However - it's orbital revolution (year) depends only on the distance from the primary (Kepler's third law) and the mass of the star.
 
  • #3
Sorry, i forgot to specificy that's orbital revolution!

Thanks anyway

Then according to Kepler's third law in my instance the planet in question would has the same orbital revolution then the earth.
 
  • #4
No - because the mass of the star is also different.

To compute the orbital period you balance the gravitational attraction of the star with the centripetal force of the planet. You can work it out for a circular orbit and substitute the mean radius for an elliptical orbit. It's a good exercise for you to do that yourself.

Should be about 365/2 days.
 
  • #5
You can work it out for a circular orbit and substitute the mean radius for an elliptical orbit

Interesting but I'm an amateur, my brain is easily engulfable, what's the mean radius?
 
  • #6
The average orbital radius.
 
  • #7
What he said - actual planetary orbits are ellipses with one focus on the primary so they have a closest and farthest distance.
 
  • #8
Yes, then, what's the average radius for allipses? Is for instance UA the average radius?
 
  • #9
The semi-major axis (or the major axis, which is just twice this value) of the ellipse is important. If you neglect the influence from other planets, the orbital period of a planet depends on the semi-major axis and the reduced mass of the system only. The reduced mass m ]can be calculated from the mass of the planet M1 and the mass of the star M2 via [itex]m=\frac{M_1 M_2}{M_1+M_2}[/itex] - for most systems, it is approximately the mass of the star, and the orbit is independent of the planetary mass.

More formulas
 
  • #10
dRyW said:
Hi dudes,

My questions are:

What does planet's revolution depends?

If for example is there a planet 4 time the mass of the Earth at about its same distance from a star 4 time the mass of sun, could it be it has the same revolution period ot the eath?

If the mass of the planet is Mp and the star is M*, then the orbital period scales with

T inversely proportional to √(1+Mp/M*)

which for most star+planet combinations is very nearly the same. However if the planet massed 10 Jupiter masses and the star massed 100, then there's a significant difference.
 
  • #11
@qraal: doesn't that imply that the same Mp/M* ration gives the same orbital period regardless of the radius (semi-major axis) of the orbit?

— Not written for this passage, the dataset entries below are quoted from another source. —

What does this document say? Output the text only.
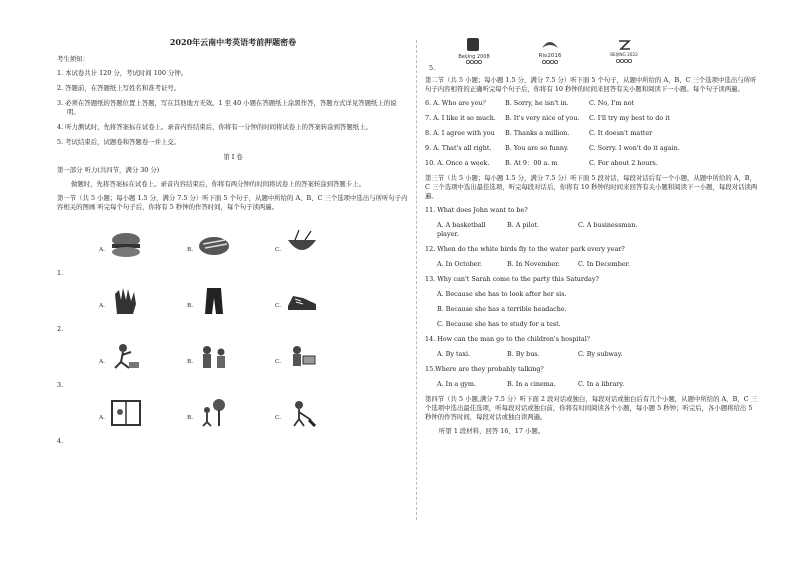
2020年云南中考英语考前押题密卷
考生须知：
1. 本试卷共计 120 分，考试时间 100 分钟。
2. 答题前，在答题纸上写姓名和准考证号。
3. 必须在答题纸的答题位置上答题，写在其他地方无效。1 至 40 小题在答题纸上涂黑作答，答题方式详见答题纸上的说明。
4. 听力测试时，先将答案标在试卷上。录音内容结束后，你将有一分钟的时间将试卷上的答案转涂到答题纸上。
5. 考试结束后，试题卷和答题卷一并上交。
第 I 卷
第一部分 听力(共四节，满分 30 分)
做题时，先将答案标在试卷上。录音内容结束后，你将有两分钟的时间将试卷上的答案转涂到答题卡上。
第一节（共 5 小题；每小题 1.5 分，满分 7.5 分）听下面 5 个句子，从题中所给的 A、B、C 三个选项中选出与所听句子内容相关的图画 听完每个句子后，你将有 5 秒钟的作答时间，每个句子读两遍。
1.
A.	B.	C.
2.
A.	B.	C.
3.
A.	B.	C.
4.
A.	B.	C.
Beijing 2008	Rio2016	BEIJING 2022
5.
第二节（共 5 小题；每小题 1.5 分，满分 7.5 分）听下面 5 个句子，从题中所给的 A、B、C 三个选项中选出与所听句子内容相符的正确听完每个句子后，你将有 10 秒钟的时间来回答有关小题和阅读下一小题。每个句子读两遍。
6. A. Who are you？	B. Sorry, he isn't in.	C. No, I'm not
7. A. I like it so much.	B. It's very nice of you.	C. I'll try my best to do it
8. A. I agree with you	B. Thanks a million.	C. It doesn't matter
9. A. That's all right.	B. You are so funny.	C. Sorry. I won't do it again.
10. A. Once a week.	B. At 9：00 a. m	C. For about 2 hours.
第三节（共 5 小题；每小题 1.5 分，满分 7.5 分）听下面 5 段对话，每段对话后有一个小题，从题中所给的 A，B，C 三个选项中选出最佳选项，听完每段对话后，你将有 10 秒钟的时间来回答有关小题和阅读下一小题，每段对话读两遍。
11. What does John want to be?
A. A basketball player.
B. A pilot.	C. A businessman.
12. When do the white birds fly to the water park every year?
A. In October.	B. In November.	C. In December.
13. Why can't Sarah come to the party this Saturday?
A. Because she has to look after her sis.
B. Because she has a terrible headache.
C. Because she has to study for a test.
14. How can the man go to the children's hospital？
A. By taxi.	B. By bus.	C. By subway.
15.Where are they probably talking？
A. In a gym.	B. In a cinema.	C. In a library.
第四节（共 5 小题,满分 7.5 分）听下面 2 段对话或独白，每段对话或独白后有几个小题，从题中所给的 A，B，C 三个选项中选出最佳选项，听每段对话或独白前，你将有时间阅读各个小题，每小题 5 秒钟；听完后，各小题将给出 5 秒钟的作答时间，每段对话或独白读两遍。
听第 1 段材料，回答 16、17 小题。
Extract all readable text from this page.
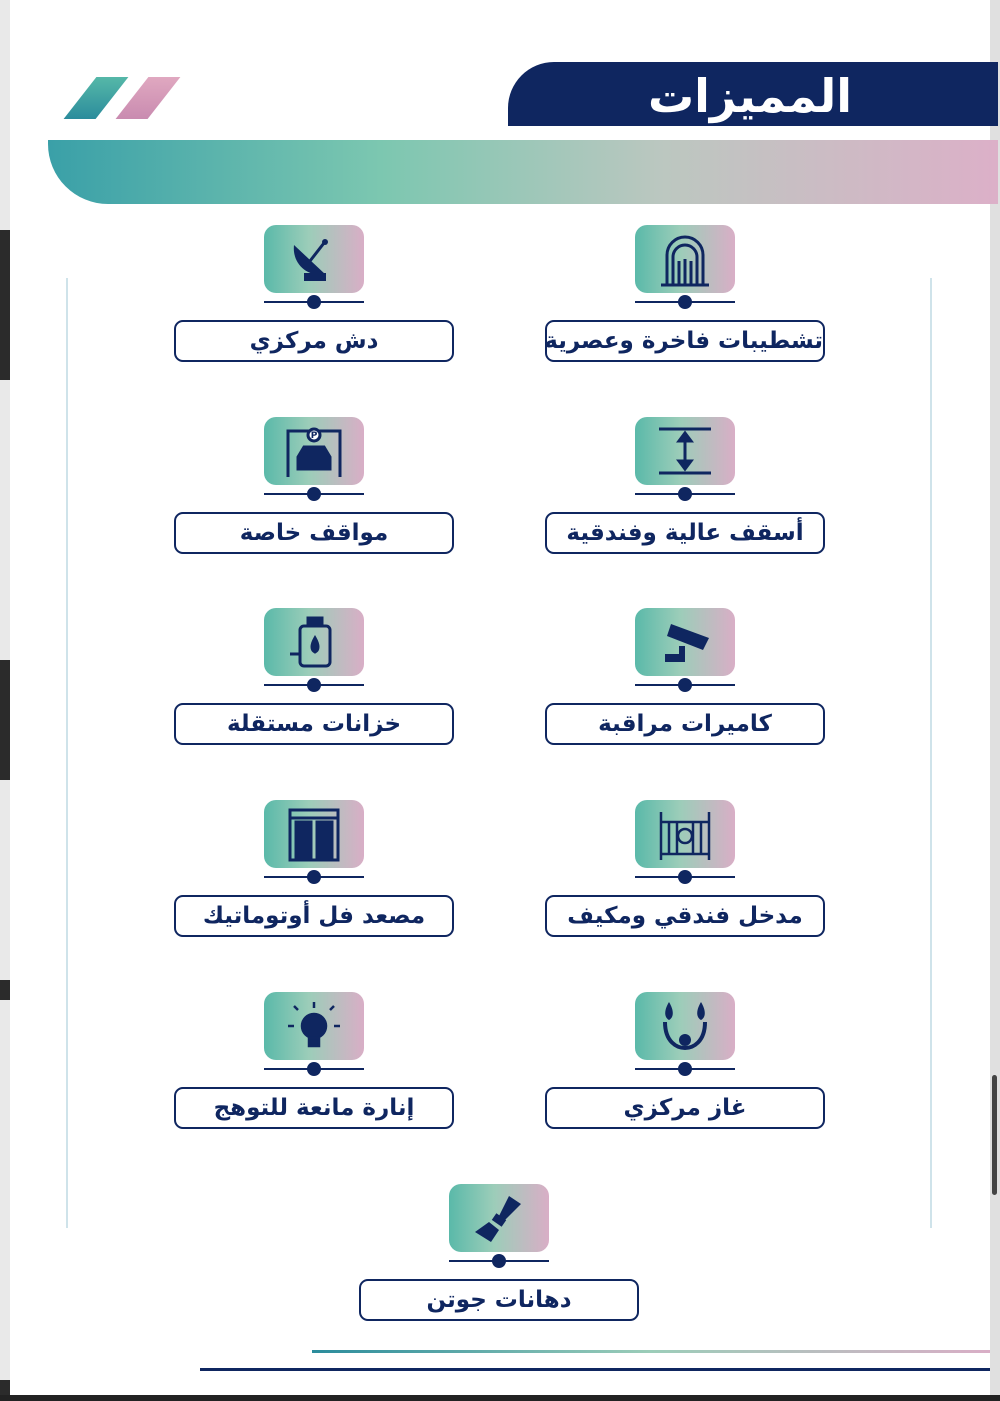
المميزات
تشطيبات فاخرة وعصرية
دش مركزي
أسقف عالية وفندقية
P
مواقف خاصة
كاميرات مراقبة
خزانات مستقلة
مدخل فندقي ومكيف
مصعد فل أوتوماتيك
غاز مركزي
إنارة مانعة للتوهج
دهانات جوتن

I think the question has actually been answered - now I suspect OP wants an actual equation ...

@dRyW: have you been asked to derive it perhaps?

I gave the classical (approx) version which takes the primary as not moving - you need the reduced mass because bodies actually orbit each other about their common center of mass. At this stage, to answer to your needs, we need to know the context of the question.
 
  • #12
Simon Bridge said:
@qraal: doesn't that imply that the same Mp/M* ration gives the same orbital period regardless of the radius (semi-major axis) of the orbit?

I think the question has actually been answered - now I suspect OP wants an actual equation ...

Hi Simon
The question concerned how mass affected things, not the orbital radius. Notice I said "inversely proportional to" not an equality. I was giving a proportionality not an equation. Hopefully the OP knows the difference.
 
  • #13
<checks> - question asks generally what the orbit period depends on and follows with an example with included distance as well as masses.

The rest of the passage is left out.